Search code examples
xgboostmulticlass-classification

Which is the loss function for multi-class classification in XGBoost?


I'm trying to know which loss function uses XGBoost for multi-class classification. I found in this question the loss function for logistic classification in the binary case.

I had though that for the multi-class case it might be the same as in GBM (for K classes) which can be seen here, where y_k=1 if x's label is k and 0 in any other case, and p_k(x) is the softmax function. However, I have made the first and second order gradient using this loss function and the hessian doesn't match the one defined in the code here (in function GetGradient in SoftmaxMultiClassObj) by a constant 2.

Could you please tell me which is the loss function used?

Thank you in advance.


Solution

  • The loss function used for multiclass is, as you suspect, the softmax objective function.
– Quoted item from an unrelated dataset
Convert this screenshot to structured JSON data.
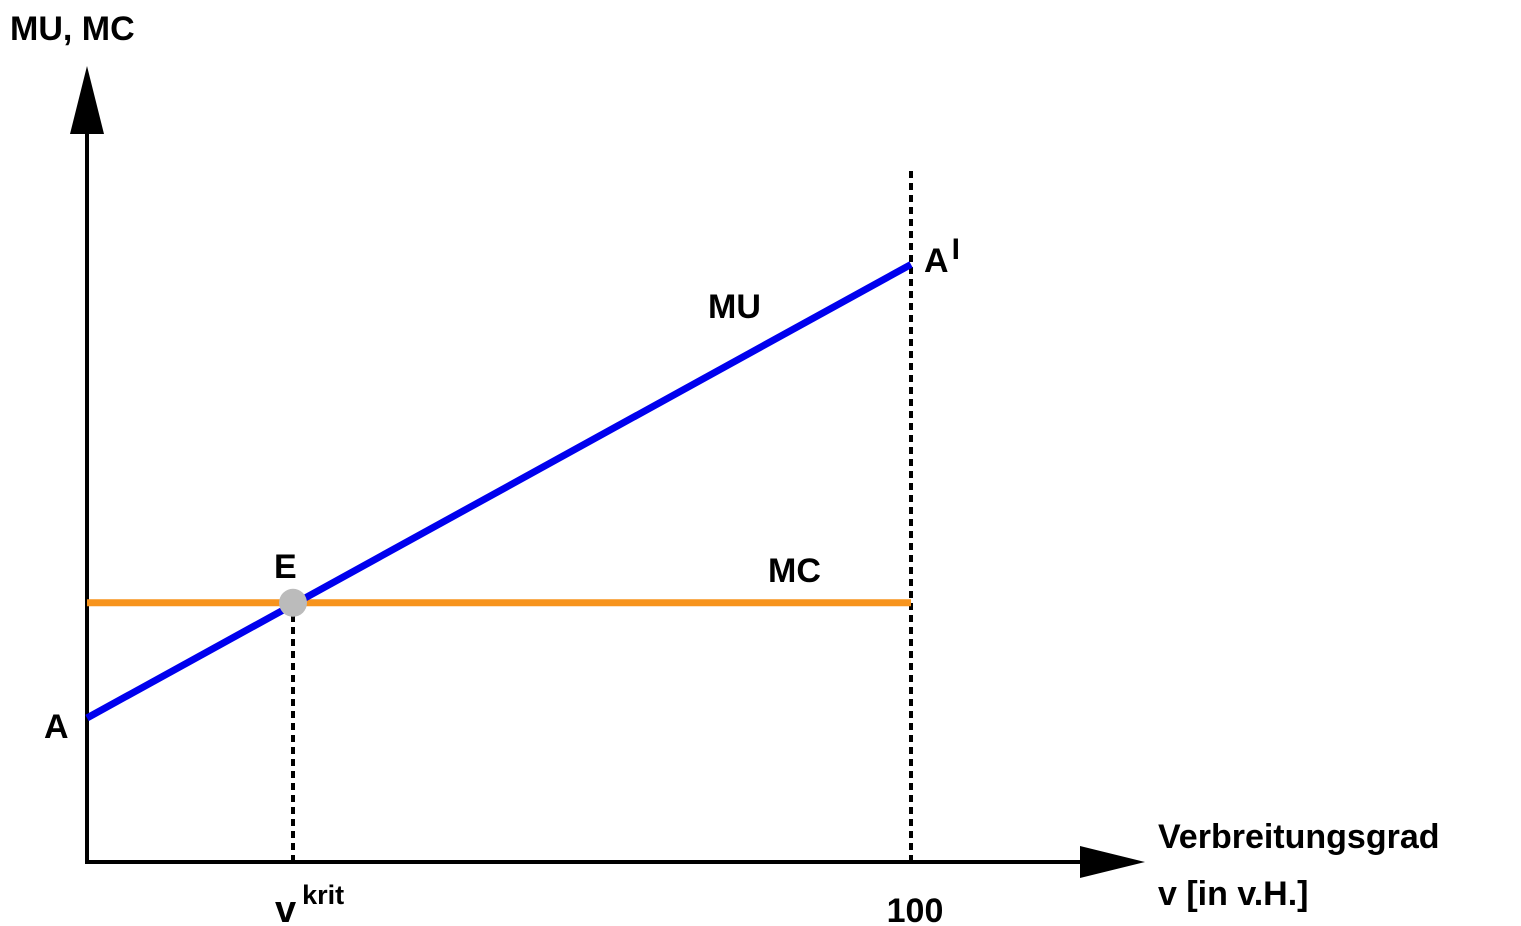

As of now the only options for multiclass are shown in the quote below, the multi:softprob returning all probabilities instead of just those of the most likely class.

    “multi:softmax” –set XGBoost to do multiclass classification using the softmax objective, you also need to set num_class(number of classes)

    “multi:softprob” –same as softmax, but output a vector of ndata * nclass, which can be further reshaped to ndata, nclass matrix. The result contains predicted probability of each data point belonging to each class.

    See https://xgboost.readthedocs.io/en/latest//parameter.html#learning-task-parameters.